= Colm Mac Con Iomaire =

Irish musician and composer

Colm Mac Con Iomaire (/ga/) is an Irish composer and musician from Blackrock, Dublin, Ireland, who plays keyboards, violin and sings with The Frames.

He is the son of Liam Mac Con Iomaire, a writer, journalist and broadcaster.

He attended school at Coláiste Eoin, an Irish Language secondary school (Meánscoil) in Co. Dublin. While there, in 1987, he was a founder member of the Irish folk group Kíla.

Mac Con Iomaire has been involved with The Frames since 1990 and his interest in the Irish Language led to The Frames's involvement in two Irish-language albums released for the Irish charity Concern during Seachtain na Gaeilge. This included an Irish-language version of the Burn the Maps track "Locusts" entitled "Lócáistí" on the SnaG 05 album in 2005 and a song called "Pian agus Ciúnas" on the 2006 album Ceol '06.
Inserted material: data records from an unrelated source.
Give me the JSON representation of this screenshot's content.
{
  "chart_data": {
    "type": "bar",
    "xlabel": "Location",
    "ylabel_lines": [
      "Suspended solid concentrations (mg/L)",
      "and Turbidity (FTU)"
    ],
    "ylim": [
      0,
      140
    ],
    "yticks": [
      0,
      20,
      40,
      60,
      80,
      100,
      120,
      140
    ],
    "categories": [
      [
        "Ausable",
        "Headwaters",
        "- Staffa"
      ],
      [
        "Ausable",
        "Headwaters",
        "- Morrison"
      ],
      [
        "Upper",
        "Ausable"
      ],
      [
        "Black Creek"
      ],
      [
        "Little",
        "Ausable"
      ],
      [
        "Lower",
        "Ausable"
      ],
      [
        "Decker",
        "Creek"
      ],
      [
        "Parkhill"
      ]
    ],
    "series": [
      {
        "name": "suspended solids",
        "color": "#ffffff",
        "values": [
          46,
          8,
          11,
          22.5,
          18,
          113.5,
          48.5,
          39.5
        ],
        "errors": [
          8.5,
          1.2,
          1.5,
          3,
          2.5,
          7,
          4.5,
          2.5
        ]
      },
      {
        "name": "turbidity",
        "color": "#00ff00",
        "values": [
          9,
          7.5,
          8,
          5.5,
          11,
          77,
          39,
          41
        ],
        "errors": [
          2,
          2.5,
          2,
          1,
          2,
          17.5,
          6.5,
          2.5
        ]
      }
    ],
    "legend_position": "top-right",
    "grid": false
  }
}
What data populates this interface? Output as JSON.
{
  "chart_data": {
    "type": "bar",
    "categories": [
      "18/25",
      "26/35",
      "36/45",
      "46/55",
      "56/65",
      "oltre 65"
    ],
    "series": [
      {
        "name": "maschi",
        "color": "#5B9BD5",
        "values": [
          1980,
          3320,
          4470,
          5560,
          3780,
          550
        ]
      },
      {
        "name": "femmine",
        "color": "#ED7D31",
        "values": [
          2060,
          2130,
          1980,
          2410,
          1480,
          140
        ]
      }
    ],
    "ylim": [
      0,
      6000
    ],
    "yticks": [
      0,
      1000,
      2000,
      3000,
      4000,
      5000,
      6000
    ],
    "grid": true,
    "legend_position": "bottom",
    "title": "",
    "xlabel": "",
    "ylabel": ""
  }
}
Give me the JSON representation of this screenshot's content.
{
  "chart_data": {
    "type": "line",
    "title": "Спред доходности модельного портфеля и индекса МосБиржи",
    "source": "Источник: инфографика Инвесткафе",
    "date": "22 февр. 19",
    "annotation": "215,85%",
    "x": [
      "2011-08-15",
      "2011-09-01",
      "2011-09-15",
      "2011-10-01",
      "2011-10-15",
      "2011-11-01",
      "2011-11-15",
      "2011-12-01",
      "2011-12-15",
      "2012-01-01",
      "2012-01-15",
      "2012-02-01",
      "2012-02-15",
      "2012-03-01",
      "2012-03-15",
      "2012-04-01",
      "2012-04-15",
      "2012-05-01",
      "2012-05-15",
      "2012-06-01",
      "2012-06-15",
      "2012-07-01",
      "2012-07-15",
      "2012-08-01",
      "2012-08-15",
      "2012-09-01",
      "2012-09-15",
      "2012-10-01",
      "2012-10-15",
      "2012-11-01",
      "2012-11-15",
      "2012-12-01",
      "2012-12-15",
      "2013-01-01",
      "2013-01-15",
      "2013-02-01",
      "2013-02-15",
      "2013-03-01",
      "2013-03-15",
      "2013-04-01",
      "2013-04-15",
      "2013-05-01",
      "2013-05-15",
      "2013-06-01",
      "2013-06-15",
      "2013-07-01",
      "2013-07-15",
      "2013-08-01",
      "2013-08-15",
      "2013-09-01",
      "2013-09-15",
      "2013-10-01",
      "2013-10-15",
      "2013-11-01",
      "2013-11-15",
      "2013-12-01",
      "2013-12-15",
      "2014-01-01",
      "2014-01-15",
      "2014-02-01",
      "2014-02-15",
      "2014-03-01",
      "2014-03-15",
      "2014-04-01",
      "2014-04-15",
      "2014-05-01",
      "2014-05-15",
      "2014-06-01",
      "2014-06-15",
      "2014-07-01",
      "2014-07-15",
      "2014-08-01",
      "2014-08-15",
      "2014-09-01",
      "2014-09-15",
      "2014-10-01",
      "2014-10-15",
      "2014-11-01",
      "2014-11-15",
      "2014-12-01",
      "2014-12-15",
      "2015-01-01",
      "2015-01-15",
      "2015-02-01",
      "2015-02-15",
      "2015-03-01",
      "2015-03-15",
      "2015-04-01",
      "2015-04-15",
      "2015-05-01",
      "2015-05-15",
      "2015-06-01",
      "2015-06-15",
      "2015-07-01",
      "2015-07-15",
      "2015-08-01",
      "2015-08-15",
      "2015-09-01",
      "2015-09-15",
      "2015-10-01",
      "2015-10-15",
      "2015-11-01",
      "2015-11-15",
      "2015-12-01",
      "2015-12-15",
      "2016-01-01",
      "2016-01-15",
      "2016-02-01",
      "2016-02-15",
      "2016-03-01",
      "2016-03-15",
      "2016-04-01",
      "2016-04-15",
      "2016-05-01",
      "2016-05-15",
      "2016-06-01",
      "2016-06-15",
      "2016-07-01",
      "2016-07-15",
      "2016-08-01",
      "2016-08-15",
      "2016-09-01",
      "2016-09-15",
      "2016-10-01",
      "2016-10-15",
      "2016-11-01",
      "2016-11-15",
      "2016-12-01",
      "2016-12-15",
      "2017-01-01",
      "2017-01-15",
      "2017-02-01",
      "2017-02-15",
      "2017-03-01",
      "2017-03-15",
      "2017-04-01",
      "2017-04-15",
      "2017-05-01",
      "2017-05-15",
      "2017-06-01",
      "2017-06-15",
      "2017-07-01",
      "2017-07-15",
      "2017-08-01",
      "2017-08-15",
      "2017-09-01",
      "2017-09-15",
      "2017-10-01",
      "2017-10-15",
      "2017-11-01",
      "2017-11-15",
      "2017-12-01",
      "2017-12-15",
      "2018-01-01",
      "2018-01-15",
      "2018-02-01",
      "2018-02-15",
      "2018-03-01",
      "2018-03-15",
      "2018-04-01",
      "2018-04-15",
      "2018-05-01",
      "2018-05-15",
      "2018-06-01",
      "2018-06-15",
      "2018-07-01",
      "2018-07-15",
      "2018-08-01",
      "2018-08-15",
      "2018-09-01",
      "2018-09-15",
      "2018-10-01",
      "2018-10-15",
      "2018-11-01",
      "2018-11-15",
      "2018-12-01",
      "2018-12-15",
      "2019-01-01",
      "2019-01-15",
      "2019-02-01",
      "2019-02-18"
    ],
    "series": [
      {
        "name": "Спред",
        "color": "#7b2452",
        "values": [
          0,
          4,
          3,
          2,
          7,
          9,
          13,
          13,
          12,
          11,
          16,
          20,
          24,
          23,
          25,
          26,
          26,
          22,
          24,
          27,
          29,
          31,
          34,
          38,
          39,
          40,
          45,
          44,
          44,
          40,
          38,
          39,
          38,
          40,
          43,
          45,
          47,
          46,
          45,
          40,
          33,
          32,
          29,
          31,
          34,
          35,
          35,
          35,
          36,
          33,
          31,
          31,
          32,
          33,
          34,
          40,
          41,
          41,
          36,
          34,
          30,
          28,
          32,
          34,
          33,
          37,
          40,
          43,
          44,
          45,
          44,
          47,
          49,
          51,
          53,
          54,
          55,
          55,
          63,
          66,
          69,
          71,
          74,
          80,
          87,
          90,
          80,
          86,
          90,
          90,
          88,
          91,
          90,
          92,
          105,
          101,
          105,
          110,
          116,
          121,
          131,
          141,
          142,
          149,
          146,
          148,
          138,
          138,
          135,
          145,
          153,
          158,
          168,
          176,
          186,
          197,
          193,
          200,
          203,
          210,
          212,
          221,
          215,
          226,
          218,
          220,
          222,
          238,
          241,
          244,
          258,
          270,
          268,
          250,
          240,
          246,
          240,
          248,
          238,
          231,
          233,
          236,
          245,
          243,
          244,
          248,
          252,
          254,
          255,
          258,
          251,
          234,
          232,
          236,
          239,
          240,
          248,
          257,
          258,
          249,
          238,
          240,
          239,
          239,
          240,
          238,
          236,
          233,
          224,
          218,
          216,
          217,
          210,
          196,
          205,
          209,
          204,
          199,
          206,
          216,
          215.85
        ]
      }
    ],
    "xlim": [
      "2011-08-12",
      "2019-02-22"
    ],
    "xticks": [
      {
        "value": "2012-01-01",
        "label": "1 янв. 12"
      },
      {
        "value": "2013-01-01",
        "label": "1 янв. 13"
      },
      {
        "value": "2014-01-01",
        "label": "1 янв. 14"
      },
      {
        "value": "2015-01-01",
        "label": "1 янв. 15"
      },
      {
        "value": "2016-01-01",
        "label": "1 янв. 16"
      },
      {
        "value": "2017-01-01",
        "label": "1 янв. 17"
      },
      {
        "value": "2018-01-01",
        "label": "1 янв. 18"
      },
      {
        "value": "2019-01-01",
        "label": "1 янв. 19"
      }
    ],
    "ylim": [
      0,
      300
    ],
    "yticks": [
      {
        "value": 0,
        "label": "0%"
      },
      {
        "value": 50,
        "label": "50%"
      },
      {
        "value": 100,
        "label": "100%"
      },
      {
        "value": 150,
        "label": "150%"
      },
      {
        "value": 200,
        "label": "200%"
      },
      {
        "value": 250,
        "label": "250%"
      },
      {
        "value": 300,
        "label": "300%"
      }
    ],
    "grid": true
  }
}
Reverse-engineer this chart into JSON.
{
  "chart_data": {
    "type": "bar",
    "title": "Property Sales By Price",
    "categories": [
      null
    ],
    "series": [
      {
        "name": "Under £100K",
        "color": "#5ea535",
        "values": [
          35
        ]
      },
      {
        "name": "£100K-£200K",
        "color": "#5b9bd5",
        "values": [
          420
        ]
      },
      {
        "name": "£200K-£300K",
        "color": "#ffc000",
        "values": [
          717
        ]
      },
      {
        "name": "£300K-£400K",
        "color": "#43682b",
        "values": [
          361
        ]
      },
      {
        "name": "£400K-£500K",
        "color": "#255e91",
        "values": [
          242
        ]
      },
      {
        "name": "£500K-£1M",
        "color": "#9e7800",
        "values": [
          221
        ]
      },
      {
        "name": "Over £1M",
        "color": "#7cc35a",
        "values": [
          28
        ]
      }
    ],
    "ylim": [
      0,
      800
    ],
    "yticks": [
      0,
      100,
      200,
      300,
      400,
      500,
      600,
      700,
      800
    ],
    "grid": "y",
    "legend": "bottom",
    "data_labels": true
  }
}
He has been a touring member of The Swell Season since 2006, and played violin on their 2008 album Strict Joy. He also played violin on David Gray's 1998 album White Ladder (on the track "Silver Lining"). Colm played violin for Damien Rice on his world-renowned album "O" in 2002 and helped finish his friend the late Mic Christopher's only solo album Skylarking, also in 2002.

Mac Con Iomaire's first solo album, The Hare's Corner (Cúinne an Ghiorria), was released in 2008. It was nominated for a 2009 Meteor Award for Best Traditional/Folk Album. His second solo album, And Now the Weather (Agus Anois an Aimsir), was released in April 2015. His third solo album, The River Holds Its Breath (Tost ar an Abhainn), was released in 2019.

He had a cameo role in the 1991 film The Commitments.